Problem: a Hook fires on every tool call, and everything gets slower.

Solution:

  • Only keep essential Hooks: e.g. the console.log check
  • Avoid heavy scripts: Hook scripts should run in <100ms
  • Run asynchronously: use background processes instead of blocking commands

5. When to Compact

Wrong approach:

  • Waiting for the 95% auto-compaction (you may lose critical variable names)

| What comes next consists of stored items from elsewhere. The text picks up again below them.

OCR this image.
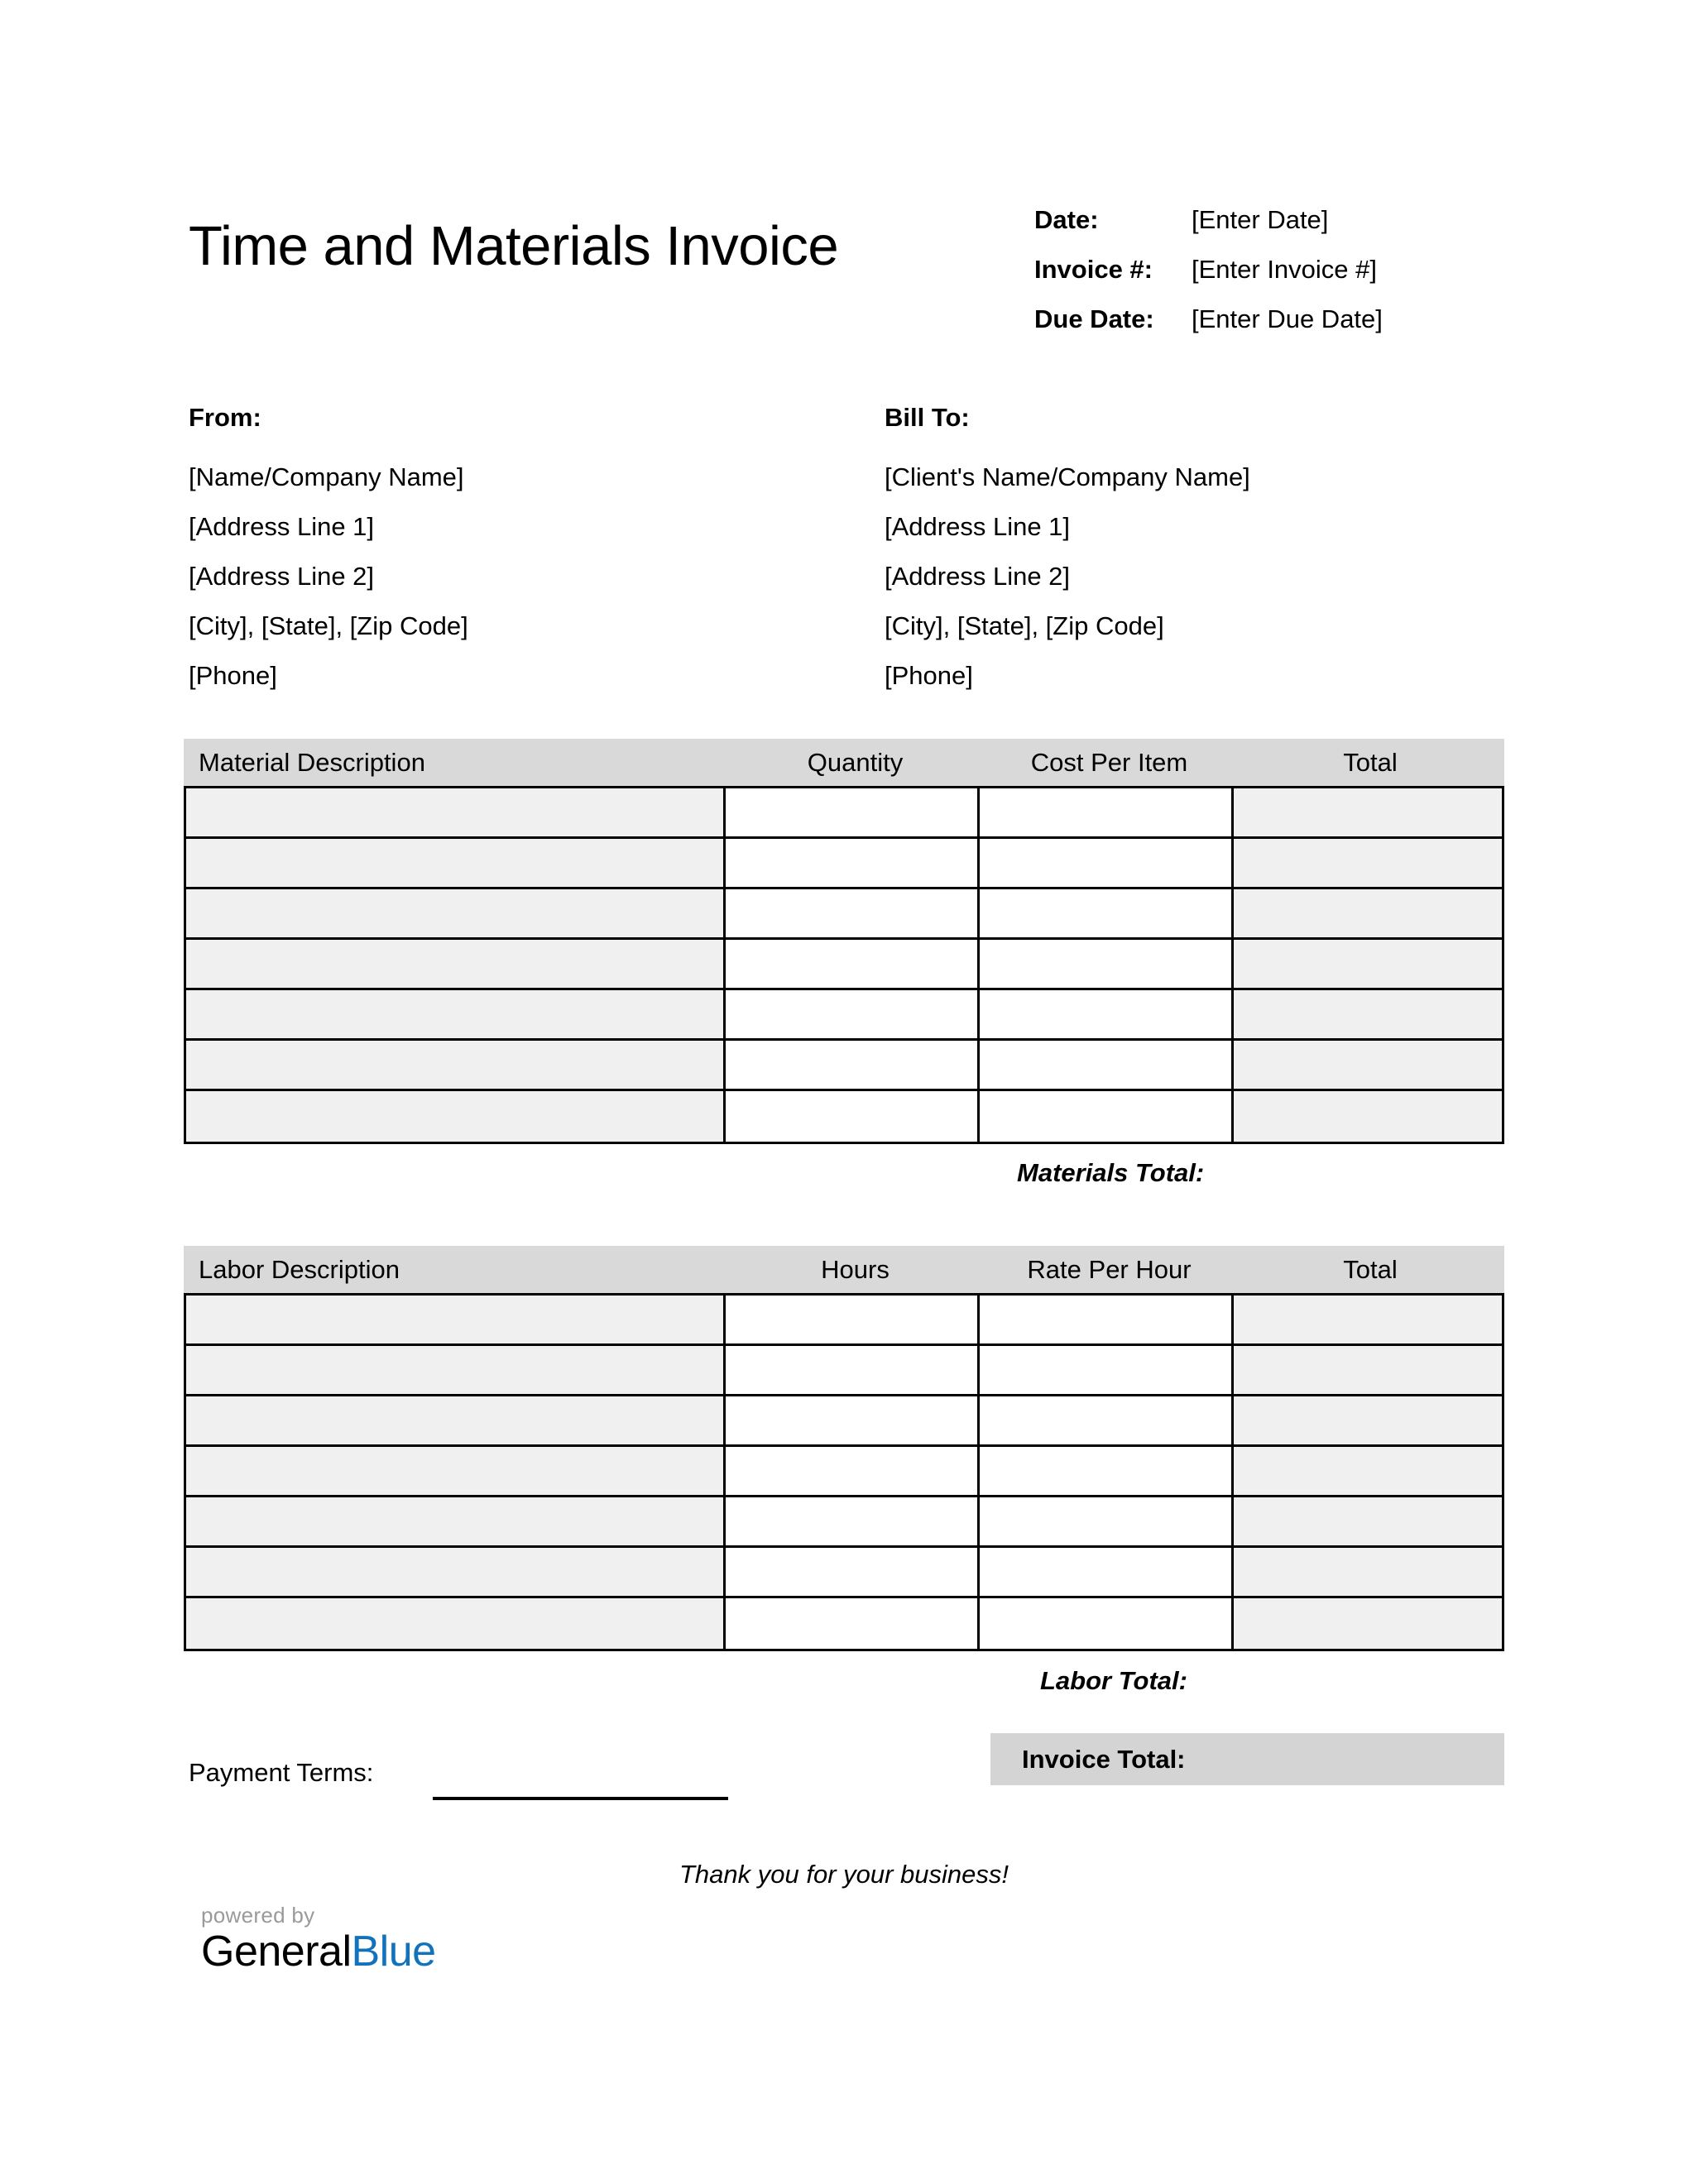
Time and Materials Invoice	Date:	[Enter Date]
Invoice #:	[Enter Invoice #]
Due Date:	[Enter Due Date]
From:
[Name/Company Name]
[Address Line 1]
[Address Line 2]
[City], [State], [Zip Code]
[Phone]
Bill To:
[Client's Name/Company Name]
[Address Line 1]
[Address Line 2]
[City], [State], [Zip Code]
[Phone]
Material Description	Quantity	Cost Per Item	Total
Materials Total:
Labor Description	Hours	Rate Per Hour	Total
Labor Total:
Payment Terms:	Invoice Total:
Thank you for your business!
powered by
GeneralBlue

Right approach (strategic-compact):

  • Research phase done → /compact → start implementing
  • Milestone reached → /compact → start the next one
  • Debugging finished → /compact → continue feature work

6. Installing Multi-Language Rules

Problem: installing rules for every language pollutes the context.

Solution:

# 只安装需要的语言
./install.sh typescript  # 前端项目
./install.sh python      # Python 项目
./install.sh golang      # Go 项目

6. Tool Comparison Table

DimensionClaude Code CLIOpenClawCursor
Runtime modelTerminal command24/7 background serviceIDE integration
InterfaceCLIChat apps (Telegram, etc.)Graphical editor
Session memory❌ None✅ Long-term memory (MEMORY.md)⚠️ Project-level context
Model supportClaude familyClaude + GPT + GeminiClaude + GPT + in-house
Skill mechanism✅ SKILL.md✅ skills/ directory⚠️ Manual doc setup
Hooks✅ hooks.json❌ None (use Cron instead)❌ None
MCP integration✅ Native support✅ Supported⚠️ Partial support
CostPay-per-API-callPay-per-API-callSubscription (from $20/month)
Best forRapid prototypes, one-off tasksLong-term projects, multi-taskingHeavy IDE users

7. Which One Should You Pick?

Choose Claude Code CLI if you:

  • Only need code generation, with no cross-session memory
  • Are comfortable with a terminal workflow
  • Want full control over configuration (Agents/Skills/Hooks)

Choose OpenClaw if you:

  • Need a personal assistant that runs 24/7
  • Manage multiple kinds of tasks (code + email + calendar + notifications)
  • Interact through chat apps like Telegram
  • Need long-term cross-session memory

Choose Cursor if you:

  • Are deeply invested in a VS Code workflow
  • Prefer a graphical interface
  • Want real-time code completion and inline suggestions
  • Don’t want to fiddle with config files

8. Looking Ahead

1. Configuration Standardization

Claude Code, OpenClaw, and Cursor currently use incompatible configuration formats, and the community is pushing for standardization:

  • Universal Config Format: one config that works across tools
  • Skill interoperability: different tools sharing the same set of Skills

2. Multi-Agent Collaboration

everything-claude-code already supports multi-agent collaboration (/multi-plan, /multi-execute), and more sophisticated orchestration is coming:

  • Automatic task decomposition: a lead agent breaks down tasks; subagents execute in parallel
  • Cross-tool collaboration: Claude Code writes the code → OpenClaw deploys → Cursor reviews

3. Cost Optimization

As Anthropic ships cheaper models like Haiku 3.5, tools will start picking the optimal model automatically:

  • Smart downgrading: Haiku for simple tasks, Opus for complex ones
  • Tiered billing: dynamically switching models by task type

4. A Skill Marketplace

Much like the VS Code extension marketplace, a Skill marketplace may emerge:

  • One-click install: /skill install react-patterns
  • Community sharing: developers contribute Skills and earn revenue share

Summary

The AI agent development tools ecosystem has matured considerably by 2026, but picking the right tool and setting up a sensible workflow still requires understanding what makes each tool different.

Key takeaways:

  1. Claude Code CLI: minimal, code-focused, no memory
  2. OpenClaw: all-purpose, 24/7, long-term memory
  3. Cursor: IDE-integrated, graphical, real-time completion

The value of everything-claude-code:

  • A battle-tested configuration system
  • The Skill mechanism turns the AI into an “on-demand expert”
  • Hooks deliver “invisible” automation

Cross-tool adoption:

  • Claude Code users can install the plugin directly
  • Cursor users need to rewrite things as .cursorrules and docs
  • OpenClaw users can copy Skills and replace Hooks

Best practices:

  • Token optimization: default to Sonnet, use Opus for complex tasks
  • MCP management: at most 10 per project
  • Compaction timing: run /compact manually at logical breakpoints

Whichever tool you choose, start small and expand your configuration gradually — that’s how you find the workflow that actually fits you.